Une voix surgit du néant alors que j'essuie mes pinceaux avec un chiffon déjà bariolé.

_ Les ombres sont finement menées.

Je m'immobilise. Une goutte vermeille s'étend sur mon jeans.

_ La structure légèrement bancale. Les couleurs intéressantes, mais trop ternes. Le coup de pinceau un peu maladroit.

Je fais volte-face, surprise. Un garçon-plutôt un jeune homme- me toise. Vingt ans tout au plus. Les traits symétriques, tout de noir vêtu, un sourire étincelant.

_ Je m'appelle Peter, me dit-il en me tendant une main calleuse.

Je l'accepte.

_ Heather.

Son sourire déclenche des étincelles dans mon corps tout entier.

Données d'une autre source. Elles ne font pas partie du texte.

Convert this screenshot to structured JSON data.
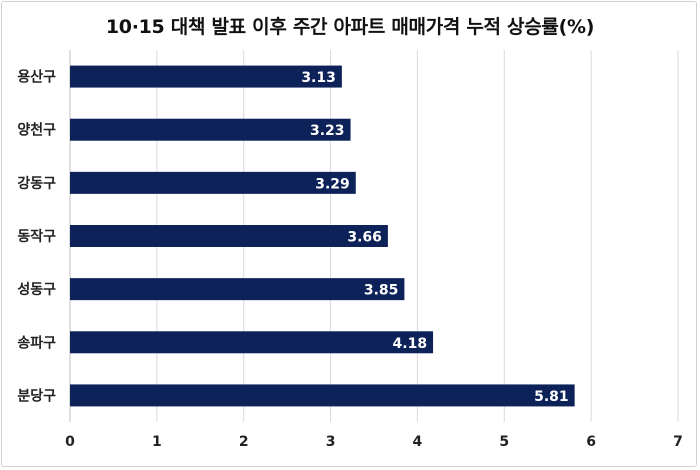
{
  "chart_data": {
    "type": "bar",
    "orientation": "horizontal",
    "title": "10·15 대책 발표 이후 주간 아파트 매매가격 누적 상승률(%)",
    "categories": [
      "용산구",
      "양천구",
      "강동구",
      "동작구",
      "성동구",
      "송파구",
      "분당구"
    ],
    "values": [
      3.13,
      3.23,
      3.29,
      3.66,
      3.85,
      4.18,
      5.81
    ],
    "value_labels": [
      "3.13",
      "3.23",
      "3.29",
      "3.66",
      "3.85",
      "4.18",
      "5.81"
    ],
    "xlim": [
      0,
      7
    ],
    "xticks": [
      "0",
      "1",
      "2",
      "3",
      "4",
      "5",
      "6",
      "7"
    ],
    "xlabel": "",
    "ylabel": "",
    "grid": "vertical",
    "legend": "none",
    "bar_color": "#0d2259"
  }
}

_ Et qui es-tu, Peter? Et pourquoi me donnes-tu un avis aussi critique sur mon travail?

_ Je suis étudiant en photographie. Et... J'aime bien le style de ta peinture. Pas assez assuré à mon goût. Comme quelqu'un qui a peur de sauter dans le grand bain.

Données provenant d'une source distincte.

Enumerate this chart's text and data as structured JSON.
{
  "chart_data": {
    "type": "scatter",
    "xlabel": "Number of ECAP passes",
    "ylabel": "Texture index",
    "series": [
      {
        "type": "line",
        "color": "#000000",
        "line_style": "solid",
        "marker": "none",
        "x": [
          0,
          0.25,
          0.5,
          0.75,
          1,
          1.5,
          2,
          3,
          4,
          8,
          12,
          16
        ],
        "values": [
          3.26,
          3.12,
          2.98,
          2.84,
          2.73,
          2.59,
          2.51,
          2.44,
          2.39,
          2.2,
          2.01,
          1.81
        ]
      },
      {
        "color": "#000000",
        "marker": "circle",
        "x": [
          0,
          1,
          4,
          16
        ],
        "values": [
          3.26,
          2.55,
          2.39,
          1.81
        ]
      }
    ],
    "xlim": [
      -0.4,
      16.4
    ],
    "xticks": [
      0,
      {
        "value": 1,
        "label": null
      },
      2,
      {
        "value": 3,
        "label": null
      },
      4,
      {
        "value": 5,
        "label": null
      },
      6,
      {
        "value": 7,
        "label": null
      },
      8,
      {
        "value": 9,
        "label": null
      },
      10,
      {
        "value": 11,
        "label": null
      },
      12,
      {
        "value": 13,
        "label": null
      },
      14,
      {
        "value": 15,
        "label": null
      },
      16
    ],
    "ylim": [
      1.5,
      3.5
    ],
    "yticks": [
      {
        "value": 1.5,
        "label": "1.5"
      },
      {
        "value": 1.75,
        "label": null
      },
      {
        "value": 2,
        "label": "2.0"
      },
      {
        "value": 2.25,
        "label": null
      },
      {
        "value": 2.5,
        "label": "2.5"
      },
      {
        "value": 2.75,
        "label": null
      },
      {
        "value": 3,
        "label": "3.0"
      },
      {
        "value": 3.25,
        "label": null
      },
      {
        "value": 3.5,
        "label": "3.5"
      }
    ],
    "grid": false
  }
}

Je brandis mon pinceau face à lui.

_ Et pourrais-tu faire mieux, monsieur l'étudiant? La critique est facile quand on n'y connaît rien!

Il éclate de rire. Sa voix est grave, imposante et mature. Mon coeur tambourine lâchement dans ma poitrine.

_ Je te l'ai dit, mon domaine c'est la photo, et j'aime bien ton travail. Je m'y connais un peu en peinture. Entre artistes on se comprend.

   Contre toute attente il s'en va. Puis revient quelques secondes plus tard, un immense carton qui me parait bien lourd entre les mains. Il le pose puis répète l'opération avec une dizaine d'autres.

_ Enfin tu n'as qu'à appuyer sur un bouton, j'appelle pas ça un travail de titan!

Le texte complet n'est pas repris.